Not to rain on your parade, here, but you asked for my feedback. The way I'm looking at this is that it's like the ordinary bucket level indicator, only prone to breakage, and it has a battery I'm supposed to maintain.
You could improve it by wiring it to the tractor 12V, in which case it's like an ordinary bucket level indicator, only prone to breakage, and it has a plug I'm supposed to remember to unplug when removing the loader.

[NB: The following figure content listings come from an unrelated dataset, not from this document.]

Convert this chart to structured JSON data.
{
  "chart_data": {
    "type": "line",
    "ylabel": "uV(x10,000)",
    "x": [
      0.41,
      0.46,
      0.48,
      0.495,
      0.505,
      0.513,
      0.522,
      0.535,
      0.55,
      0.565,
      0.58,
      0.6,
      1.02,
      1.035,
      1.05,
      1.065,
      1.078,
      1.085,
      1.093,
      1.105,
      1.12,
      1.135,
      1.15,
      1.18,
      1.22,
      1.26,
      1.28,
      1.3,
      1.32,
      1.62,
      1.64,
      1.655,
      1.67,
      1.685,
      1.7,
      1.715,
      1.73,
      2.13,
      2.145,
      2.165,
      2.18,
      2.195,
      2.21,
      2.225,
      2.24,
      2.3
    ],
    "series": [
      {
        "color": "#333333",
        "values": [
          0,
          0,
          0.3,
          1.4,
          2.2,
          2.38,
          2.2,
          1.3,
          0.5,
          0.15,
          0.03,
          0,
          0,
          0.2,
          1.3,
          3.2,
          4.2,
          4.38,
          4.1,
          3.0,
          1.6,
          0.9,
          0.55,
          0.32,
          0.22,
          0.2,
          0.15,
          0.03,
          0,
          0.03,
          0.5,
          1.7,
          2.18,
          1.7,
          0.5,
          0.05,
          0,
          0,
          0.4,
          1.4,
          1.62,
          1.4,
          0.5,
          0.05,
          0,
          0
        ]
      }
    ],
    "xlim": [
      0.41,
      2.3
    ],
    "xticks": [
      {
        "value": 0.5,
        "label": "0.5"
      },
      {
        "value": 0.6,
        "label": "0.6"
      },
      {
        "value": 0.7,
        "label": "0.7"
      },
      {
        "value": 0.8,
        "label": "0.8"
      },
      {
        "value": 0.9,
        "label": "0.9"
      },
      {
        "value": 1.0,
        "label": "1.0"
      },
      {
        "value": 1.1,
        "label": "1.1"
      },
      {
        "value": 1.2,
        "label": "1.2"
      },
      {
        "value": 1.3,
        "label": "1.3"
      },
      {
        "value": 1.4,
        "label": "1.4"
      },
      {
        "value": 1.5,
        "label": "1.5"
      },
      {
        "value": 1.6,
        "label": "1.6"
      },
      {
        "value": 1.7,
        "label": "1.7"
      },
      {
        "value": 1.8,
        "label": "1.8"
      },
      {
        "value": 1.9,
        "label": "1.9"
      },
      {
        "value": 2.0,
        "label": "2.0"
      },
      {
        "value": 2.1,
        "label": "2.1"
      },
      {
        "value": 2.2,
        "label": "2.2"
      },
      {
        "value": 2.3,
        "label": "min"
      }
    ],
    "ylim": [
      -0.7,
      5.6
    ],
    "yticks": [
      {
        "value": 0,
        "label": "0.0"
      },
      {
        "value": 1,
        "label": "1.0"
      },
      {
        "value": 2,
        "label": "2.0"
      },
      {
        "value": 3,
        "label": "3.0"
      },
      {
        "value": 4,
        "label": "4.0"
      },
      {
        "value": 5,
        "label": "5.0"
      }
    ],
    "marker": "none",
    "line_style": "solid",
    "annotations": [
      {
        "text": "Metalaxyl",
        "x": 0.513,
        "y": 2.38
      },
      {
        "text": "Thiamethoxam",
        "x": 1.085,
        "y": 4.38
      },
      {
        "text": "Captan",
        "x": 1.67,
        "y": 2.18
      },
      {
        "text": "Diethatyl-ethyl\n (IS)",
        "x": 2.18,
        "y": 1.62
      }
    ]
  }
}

One thing I like about my tractor is that so much of the design is mechanical, and made of parts I'm not likely to bend by accident. There are not many little bits hanging off of it here and there trying to get torn. Much of the "user interface" on my tractor is easy enough to understand, just by looking at it, that it is not immediately obvious that there is a user interface. The first time I ever noticed a bucket level indicator, it was a long rod passing through an eyebolt, the rod having a kink in it that rested right in the eyebolt when the bucket was level. I didn't have a loader yet, myself, and had never operated one. It took me a few seconds of looking at this parked tractor before it dawned on me what the indicator was, and why it might be necessary, it never having occurred to me before that the operator can't see the bucket edge. But it did dawn on me, pretty quickly, and it pleased me. I think there's a kind of tractor aesthetic that works exactly this way. It's a sort of mechanical resourcefulness. It's like you telling me a joke, and I get it, and we both laugh in pleasure because we share that clever instant.
There's a tendency in electronics to make things too feature rich and too breaky. The electronic world keeps reinventing itself too rapidly. In my work, I do a lot of computational fluid dynamics, and it's not unusual for me to run jobs on the high performance compute cluster that take, for example, 100 hours to solve on 40 processors in parallel. If computers got 1000 times faster, I'd still be running off for a bio break or to check whether the mail came, running that calculation in just 6 minutes. So, yeah, I'd love to see computer speed improve a whole lot. Let's reinvent that. Let's not reinvent these bucket level indicators that require no instruction to use, and no batteries, and at least on my machine are sturdy enough I don't think I could break it even if I worked it over with a claw hammer.
You know what was pretty neat? People figuring out that, using colons and parentheses and the 8 numeral and semicolons and so forth, they could type what you could interpret as little faces if you looked at them sideways. That's clever, pleasingly clever. You know what wasn't neat at all? Somebody deciding to scan text for these character strings and substitute little inline graphics. It replaced pleasant cleverness with hamhandedness.
Instead, why not go invent a nonvolatile timer that rezeros itself whenever the oil filter is spun off?